Evaluate your current cow base and calf crop and make a decision based on your results.  Your bull should complement your cows in hopes of increasing hybrid vigor and improving traits that will maximize your production goals, match target markets and improve bottom line profitability.  Ask questions that pertain to your particular production situation and utilize breed associations NCE programs.  Breeders should have performance EPD’s available for you.
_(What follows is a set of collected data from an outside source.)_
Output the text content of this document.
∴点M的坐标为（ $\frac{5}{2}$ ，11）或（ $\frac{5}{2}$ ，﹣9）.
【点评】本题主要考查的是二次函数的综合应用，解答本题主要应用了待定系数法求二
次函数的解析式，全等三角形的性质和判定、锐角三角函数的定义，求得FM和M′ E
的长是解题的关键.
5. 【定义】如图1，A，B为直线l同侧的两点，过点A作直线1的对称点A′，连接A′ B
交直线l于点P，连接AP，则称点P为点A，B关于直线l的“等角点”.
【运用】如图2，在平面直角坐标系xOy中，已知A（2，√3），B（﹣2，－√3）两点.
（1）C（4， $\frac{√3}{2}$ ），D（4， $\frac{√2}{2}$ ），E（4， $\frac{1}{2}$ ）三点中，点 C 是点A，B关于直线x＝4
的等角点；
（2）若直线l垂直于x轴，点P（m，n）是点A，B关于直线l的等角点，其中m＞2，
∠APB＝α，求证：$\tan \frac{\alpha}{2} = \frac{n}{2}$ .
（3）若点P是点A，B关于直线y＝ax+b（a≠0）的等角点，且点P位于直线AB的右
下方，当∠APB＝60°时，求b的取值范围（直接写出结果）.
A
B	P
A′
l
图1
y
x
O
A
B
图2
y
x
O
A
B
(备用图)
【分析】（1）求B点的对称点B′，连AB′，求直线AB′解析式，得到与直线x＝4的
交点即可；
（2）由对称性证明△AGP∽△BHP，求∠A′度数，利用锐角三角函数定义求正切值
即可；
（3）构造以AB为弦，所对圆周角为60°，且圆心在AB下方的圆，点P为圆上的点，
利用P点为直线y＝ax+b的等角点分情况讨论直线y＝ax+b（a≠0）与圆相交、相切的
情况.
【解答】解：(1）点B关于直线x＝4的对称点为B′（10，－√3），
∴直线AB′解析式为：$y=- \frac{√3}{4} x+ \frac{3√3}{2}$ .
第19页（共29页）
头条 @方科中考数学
Birth weight, weaning weight, yearling weight and milk values are commonly available; however, most breed association now have a plethora of EPD’s that include carcass traits as well.  Advances in National Cattle Evaluation have made estimating a bull’s genetic worth more accurate than ever before.  EPD’s allow valid comparisons of all bulls of the same breed and now have made available across-breed charts so comparisons can be made between two different breeds

The bull you purchase should be functionally sound resulting in herd sire longevity and ability to fulfill his breeding requirements.  At most sales a Breeding Soundness Exam has been performed, but if you are buying from an individual, always request a BSE.  Remember that a bull is only as good as his semen.  A cow is responsible for half the genetic material in only one calf each year, while the bull is responsible for half the genetic material in 20-50 calves.  The bull’s ability to locate cows in estrus and breed them is clearly vital to a successful breeding program.  Other factors to consider are disposition, libido, body shape, frame size, condition and muscling.
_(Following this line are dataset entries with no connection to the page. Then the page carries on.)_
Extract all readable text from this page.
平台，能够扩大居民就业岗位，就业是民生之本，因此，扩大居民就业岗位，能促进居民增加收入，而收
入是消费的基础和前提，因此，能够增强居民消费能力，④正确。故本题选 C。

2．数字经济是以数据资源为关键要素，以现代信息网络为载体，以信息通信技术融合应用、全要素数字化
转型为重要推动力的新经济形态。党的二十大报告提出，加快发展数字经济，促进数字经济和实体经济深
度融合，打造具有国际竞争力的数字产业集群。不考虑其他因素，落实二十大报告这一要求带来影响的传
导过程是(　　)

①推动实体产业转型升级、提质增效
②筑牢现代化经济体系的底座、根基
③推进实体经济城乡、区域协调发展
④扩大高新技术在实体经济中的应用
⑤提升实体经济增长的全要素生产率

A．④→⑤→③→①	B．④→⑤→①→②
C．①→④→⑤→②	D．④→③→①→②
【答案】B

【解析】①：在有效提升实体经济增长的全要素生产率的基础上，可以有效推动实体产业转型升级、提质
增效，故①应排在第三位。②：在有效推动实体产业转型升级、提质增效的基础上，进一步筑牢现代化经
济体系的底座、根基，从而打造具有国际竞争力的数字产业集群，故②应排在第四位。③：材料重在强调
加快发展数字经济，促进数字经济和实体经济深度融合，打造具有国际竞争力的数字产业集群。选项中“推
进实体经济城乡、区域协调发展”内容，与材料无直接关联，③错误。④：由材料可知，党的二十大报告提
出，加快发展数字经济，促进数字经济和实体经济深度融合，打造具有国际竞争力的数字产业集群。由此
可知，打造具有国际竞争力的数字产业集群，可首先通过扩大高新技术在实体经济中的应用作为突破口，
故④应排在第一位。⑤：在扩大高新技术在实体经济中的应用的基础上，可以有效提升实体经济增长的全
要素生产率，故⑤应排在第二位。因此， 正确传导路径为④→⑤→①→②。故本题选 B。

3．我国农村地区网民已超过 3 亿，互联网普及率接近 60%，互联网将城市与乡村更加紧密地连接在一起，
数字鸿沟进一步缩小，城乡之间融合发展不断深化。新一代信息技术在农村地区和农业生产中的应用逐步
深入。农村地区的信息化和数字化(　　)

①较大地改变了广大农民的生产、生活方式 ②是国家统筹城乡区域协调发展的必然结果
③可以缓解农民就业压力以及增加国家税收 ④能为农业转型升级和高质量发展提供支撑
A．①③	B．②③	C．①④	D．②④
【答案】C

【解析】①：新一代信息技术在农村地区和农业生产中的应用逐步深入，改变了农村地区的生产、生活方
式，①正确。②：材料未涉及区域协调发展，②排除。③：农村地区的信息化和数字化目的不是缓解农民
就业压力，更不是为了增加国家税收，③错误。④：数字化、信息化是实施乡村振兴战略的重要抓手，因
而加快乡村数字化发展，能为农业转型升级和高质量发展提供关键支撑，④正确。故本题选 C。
Age, condition and length of breeding season are factors that may affect the number of cows one bull can cover.  You cannot expect excessively fat or thin bulls to perform up to standard.  Poor nutrition can influence semen quality and fat bulls may lack staying power or stamina.  Nonetheless, a yearling bull in good breeding condition should be expected to breed 20 to 25 cows, while a mature bull could potentially breed up to 40 or more cows.

While one approach may be to apply more pressure on one or two traits, it is always best to strike a balance among various traits and avoid extremes.  Purchase a bull based on the purpose of your breeding plan.  This process must include those traits that are economically important and highly heritable.  Your records are necessary if you are to choose a bull that will improve your cow base.  Keep in mind that not every bull will fit your production scenario, but the decision you make with you purchase will influence your beef production for the next several years.